Sekarang, kata Rizal, di Maluku terdapat sumber minyak dan gas. Salah satunya, Blok Masela dengan cadangan gas sangat besar, sehingga dikenal sebagai blok gas abadi. Bahkan, Blok Migas masih akan bermunculan di Maluku dan sangat besar.
Baca lagi : Mafia Blok Masela
“Kalau dikelola dengan baik, Migas di Maluku akan mengalahkan Qatar. Rakyat Maluku harus mendapat manfaat yang adil dari kekayaan alam. Kita harus ubah paradigma pengelolaan Migas,” tegas Rizal.
Dia menjelaskan, pejabat harus mengubah paradigma dari yang penting ekspor dan tanpa peduli masyarakat mau dapat manafaat atau tidak. Blok Masela harus menjadi momentum perubahan paradigma. Rizal menambahkan, pengelolaan Blok Migas harus menguntungkan rakyat dan kawasan timur akan mendapat manfaat dari semua itu.
Engelina pun sependapat dengan Rizal. Menurutnya sangat absurd, wilayah yang kaya justru menjadi daerah termiskin. “Kami tuntut keadilan dan meminta Migas harus bermanfaat bagi rakyat Maluku yang termiskin keempat. UUD juga mengamanatkan sumber daya digunakan sebesar-besarnya untuk kemakmuran rakyat. Rakyat Maluku mengharapkan itu,” tegas Engelina.
Dia menambahkan, kemiskinan akan berdampingan dengan kebodohan dan tidak sehat. Untuk itu, dengan kekayaan alam yang ada, semua pihak harus membantu Maluku keluar dari kemiskinan. Sebab, Migas di Maluku bukan hanya menghidupi Maluku atau Indonesia Timur semata, tetapi akan menghidupi Indonesia, karena potensi Migas sangat besar.
“Kami memang menginginkan pembangunan instalasi gas (darat) di Maluku, karena akan mendorong pertumbuhan. Jadi, kalau instalasi, saya kira, kami semua mendukung pembangunan yang di darat. Itu jauh lebih baik bagi rakyat. Selain itu, kami minta pembagian hasil Migas yang lebih adil,” ujar pendiri Archipelago Solidarity Foundation ini.
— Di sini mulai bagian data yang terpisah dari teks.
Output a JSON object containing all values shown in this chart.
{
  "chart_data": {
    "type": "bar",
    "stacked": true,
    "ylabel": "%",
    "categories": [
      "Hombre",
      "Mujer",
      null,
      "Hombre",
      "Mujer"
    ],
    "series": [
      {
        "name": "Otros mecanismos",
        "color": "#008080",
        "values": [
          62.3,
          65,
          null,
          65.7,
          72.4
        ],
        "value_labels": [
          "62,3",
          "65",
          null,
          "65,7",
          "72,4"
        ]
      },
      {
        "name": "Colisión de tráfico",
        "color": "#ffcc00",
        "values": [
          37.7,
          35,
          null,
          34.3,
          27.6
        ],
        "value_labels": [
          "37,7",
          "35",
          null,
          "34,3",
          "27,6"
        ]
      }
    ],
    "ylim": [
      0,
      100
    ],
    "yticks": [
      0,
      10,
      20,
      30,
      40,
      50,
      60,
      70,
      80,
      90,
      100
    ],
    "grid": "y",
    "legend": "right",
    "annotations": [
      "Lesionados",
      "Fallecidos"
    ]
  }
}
Sedangkan Pembantu Rektor II Universitas Pattimura, Prof. Dr. J. Martinus Saptenno, mengatakan dari sisi hukum, Maluku sangat dirugikan dan diperlakukan tidak adil dalam pengelolaan Migas.
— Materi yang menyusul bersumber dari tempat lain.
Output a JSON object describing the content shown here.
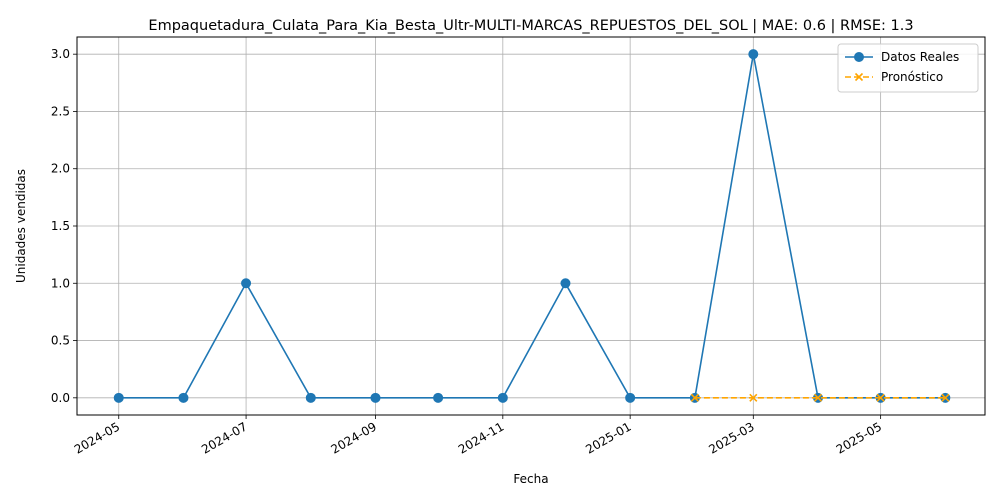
{
  "chart_data": {
    "type": "line",
    "title": "Empaquetadura_Culata_Para_Kia_Besta_Ultr-MULTI-MARCAS_REPUESTOS_DEL_SOL | MAE: 0.6 | RMSE: 1.3",
    "xlabel": "Fecha",
    "ylabel": "Unidades vendidas",
    "xlim": [
      "2024-04-11",
      "2025-06-20"
    ],
    "ylim": [
      -0.15,
      3.15
    ],
    "x_ticks": [
      "2024-05",
      "2024-07",
      "2024-09",
      "2024-11",
      "2025-01",
      "2025-03",
      "2025-05"
    ],
    "x_tick_dates": [
      "2024-05-01",
      "2024-07-01",
      "2024-09-01",
      "2024-11-01",
      "2025-01-01",
      "2025-03-01",
      "2025-05-01"
    ],
    "y_ticks": [
      "0.0",
      "0.5",
      "1.0",
      "1.5",
      "2.0",
      "2.5",
      "3.0"
    ],
    "y_tick_values": [
      0,
      0.5,
      1,
      1.5,
      2,
      2.5,
      3
    ],
    "grid": true,
    "legend_position": "top-right",
    "series": [
      {
        "name": "Datos Reales",
        "color": "#1f77b4",
        "style": "solid",
        "marker": "circle",
        "x": [
          "2024-05-01",
          "2024-06-01",
          "2024-07-01",
          "2024-08-01",
          "2024-09-01",
          "2024-10-01",
          "2024-11-01",
          "2024-12-01",
          "2025-01-01",
          "2025-02-01",
          "2025-03-01",
          "2025-04-01",
          "2025-05-01",
          "2025-06-01"
        ],
        "values": [
          0,
          0,
          1,
          0,
          0,
          0,
          0,
          1,
          0,
          0,
          3,
          0,
          0,
          0
        ]
      },
      {
        "name": "Pronóstico",
        "color": "#ffa500",
        "style": "dashed",
        "marker": "x",
        "x": [
          "2025-02-01",
          "2025-03-01",
          "2025-04-01",
          "2025-05-01",
          "2025-06-01"
        ],
        "values": [
          0,
          0,
          0,
          0,
          0
        ]
      }
    ]
  }
}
“Bagaimana mungkin, pemerintah daerah tidak mengetahui kalau wilayah memiliki Blok Migas dan sudah ditender. Ini tidak adil. Pemerintah harus rela untuk mengubah aturan sehingga daerah tidak dirugikan,” tegasnya.
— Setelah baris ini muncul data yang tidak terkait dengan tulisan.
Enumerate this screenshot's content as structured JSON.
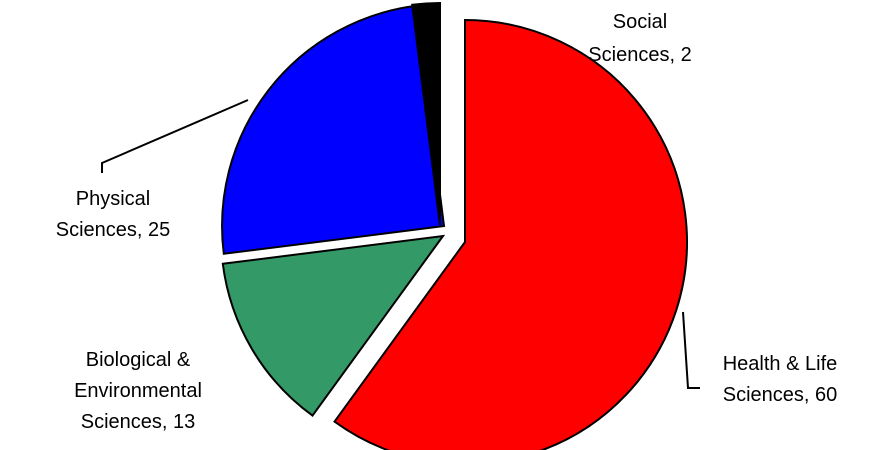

Sementara itu, Alex Retraubun mengatakan, keberadaan Blok Migas di Maluku akan menjadi engine of growth (mesin pertumbuhan) untuk Maluku dan juga wilayah Indonesia Timur.
Pertemuan yang diinisiasi Engelina Pattiasina itu dihadiri sejumlah tokoh Maluku, seperti Suady Marasabessy, Prof. Martinus Saptenno, Nono Sampono, Alex Retraubun, Jantje Tjiptabudi, Augy Syahilatua, Farida Aryani Hehanusa, Amir Hamzah, Semuel Leunufna, Boetje Balthazar, Theopilus Louis dan M. Kainama.